We went downstairs, I without my stained jacket, Joanna with her nape unmarked. Mr. Dunn, who was an Economic Counselor at the American Embassy in Belgrade, was tall. His face was on the long side but not dour, his eyes were blue but not piercing, and everything he said and did seemed tactful without quite being calculated. Around Joanna, he was somewhat less tactful, or perhaps only more effusive. They held hands while we talked in the front hall, and then they went off to the kitchen to make the gin-and-tonics. This left me and Paul (who had materialized suddenly) to give Joanna’s Italian mother a tour of the house. We didn’t take her upstairs.

We had drinks and Joanna’s baba ghannouj in the living room. “It’s your recipe, Mama,” Joanna said, in response to a compliment from her mother. I hadn’t eaten baba ghannouj until that day. I was a provincial, and gin and tonics went to my head faster than I could spell baba ghannouj. Mr. Dunn told us that baba ghannouj was made, with small variations, in Romania and Turkey and Greece, as well as in Lebanon, and he pronounced the Romanian, Turkish, and Greek names for each version. He somehow did this without sounding like what my Wisconsin mother would call “a full-throated snob.”

Theresa’s boyfriend came running downstairs and flew out the front door.
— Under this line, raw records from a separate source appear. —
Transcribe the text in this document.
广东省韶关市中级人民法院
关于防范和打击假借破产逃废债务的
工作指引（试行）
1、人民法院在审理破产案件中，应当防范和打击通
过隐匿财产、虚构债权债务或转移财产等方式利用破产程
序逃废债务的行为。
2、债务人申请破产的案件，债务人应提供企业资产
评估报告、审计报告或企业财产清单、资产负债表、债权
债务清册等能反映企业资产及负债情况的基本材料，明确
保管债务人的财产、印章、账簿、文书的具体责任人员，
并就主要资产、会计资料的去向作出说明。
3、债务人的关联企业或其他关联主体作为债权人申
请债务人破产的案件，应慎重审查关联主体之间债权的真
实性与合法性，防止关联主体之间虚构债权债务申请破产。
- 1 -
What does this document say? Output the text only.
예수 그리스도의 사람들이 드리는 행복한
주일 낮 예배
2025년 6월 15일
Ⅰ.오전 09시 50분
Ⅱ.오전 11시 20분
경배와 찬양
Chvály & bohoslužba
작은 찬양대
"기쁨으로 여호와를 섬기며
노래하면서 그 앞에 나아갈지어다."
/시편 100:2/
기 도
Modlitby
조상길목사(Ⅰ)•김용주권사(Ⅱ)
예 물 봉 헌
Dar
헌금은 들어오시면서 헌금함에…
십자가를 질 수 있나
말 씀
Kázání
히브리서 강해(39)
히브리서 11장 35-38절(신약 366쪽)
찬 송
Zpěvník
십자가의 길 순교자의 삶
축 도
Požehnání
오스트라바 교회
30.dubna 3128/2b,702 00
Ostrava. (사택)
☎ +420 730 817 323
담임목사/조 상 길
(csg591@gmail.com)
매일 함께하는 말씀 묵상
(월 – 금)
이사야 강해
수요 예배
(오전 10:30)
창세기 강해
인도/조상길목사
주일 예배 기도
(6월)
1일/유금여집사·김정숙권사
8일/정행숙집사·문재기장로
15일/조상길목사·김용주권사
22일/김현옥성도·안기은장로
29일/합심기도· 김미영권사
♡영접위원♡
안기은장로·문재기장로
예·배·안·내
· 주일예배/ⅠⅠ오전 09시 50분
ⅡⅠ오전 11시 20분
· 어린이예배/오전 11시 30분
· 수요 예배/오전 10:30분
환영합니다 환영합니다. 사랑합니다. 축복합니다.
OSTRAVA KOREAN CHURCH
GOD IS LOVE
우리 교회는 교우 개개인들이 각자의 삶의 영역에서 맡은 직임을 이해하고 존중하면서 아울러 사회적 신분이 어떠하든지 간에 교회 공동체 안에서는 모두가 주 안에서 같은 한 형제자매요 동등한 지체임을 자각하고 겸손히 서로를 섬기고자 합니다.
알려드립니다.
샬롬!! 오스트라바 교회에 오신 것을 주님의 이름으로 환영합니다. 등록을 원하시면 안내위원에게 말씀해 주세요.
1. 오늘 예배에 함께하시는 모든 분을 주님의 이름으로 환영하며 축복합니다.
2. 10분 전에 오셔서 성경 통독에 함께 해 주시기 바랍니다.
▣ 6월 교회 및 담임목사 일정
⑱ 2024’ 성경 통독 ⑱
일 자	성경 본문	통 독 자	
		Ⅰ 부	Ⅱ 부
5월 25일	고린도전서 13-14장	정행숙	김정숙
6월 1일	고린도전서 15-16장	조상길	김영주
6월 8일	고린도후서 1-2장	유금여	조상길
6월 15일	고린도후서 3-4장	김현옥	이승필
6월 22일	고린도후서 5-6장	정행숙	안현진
Paul said, “Must be late for dinner.”

“Our housemate’s friend,” Joanna said to her parents.

“We don’t even know his full name,” Paul added. “Clark Something.”

“Kent,” Joanna said.

“A lawyer,” I said, with as much disdain as I could muster. “In a city full of lawyers.” Mr. Dunn, I’d forgotten, had a law degree, in addition to a Masters in economics. “Married, it’s said.” Where had I acquired the morally superior tone?

Mr. Dunn said, “Let’s drink to the new President. And to clean government.”

“Hear, hear,” Paul said.

We drank to President Ford, and then we went out to dinner—I in a tight-fitting plaid jacket borrowed from Paul, and Paul in a more stylish light blue number. I had two more drinks, and much later that night, when Joanna and I were lying in our underwear on her mattress, our elbows just touching, the fan blowing on us, I said, “I don’t think I impressed your dad.”

“You gave it the old college try,” she said, an unpleasantness in her voice. “And my mother liked you.”

I said, “Your mother is a beautiful woman.”

“She’s taken,” Joanna said—mirthlessly, I thought. I could almost see, in the darkness, the Vietnamese monk going up in flames.

“What would make you want to burn yourself up? Anything?” I’d asked her before, in college, but perhaps her views had changed.

“Not love, if that’s what you’re thinking,” she said.

“Me neither,” I said. “Though I think I would die if I couldn’t have you.” I laughed a small laugh in order to suggest she didn’t have to take me completely seriously about the dying part.

“‘Have,’” she said, her elbow now only proximate to mine.

* * *

One day in September, Connie returned from lunch with a lapel button that said “Whip Inflation Now.” I was at the cash register when he came in.

“I think I’ll give this to Frank,” he said, grinning what I guessed he supposed was a mischievous grin, holding the button in the palm of his hand as if it were a pearl. The button, which he’d gotten from Ford political headquarters across the street, was apparently Connie’s idea of poking fun at Frank, who believed that inflation was preferable to the alternatives, which included unemployment. They’d had arguments on the subject. A few minutes later, I heard shouting coming from the stock room, and not long after that, Frank, carrying his lunch box and thermos, shot past me at the register. “Goddamn Republican monetarist idiot,” he said, over his shoulder. “Tell him I quit.”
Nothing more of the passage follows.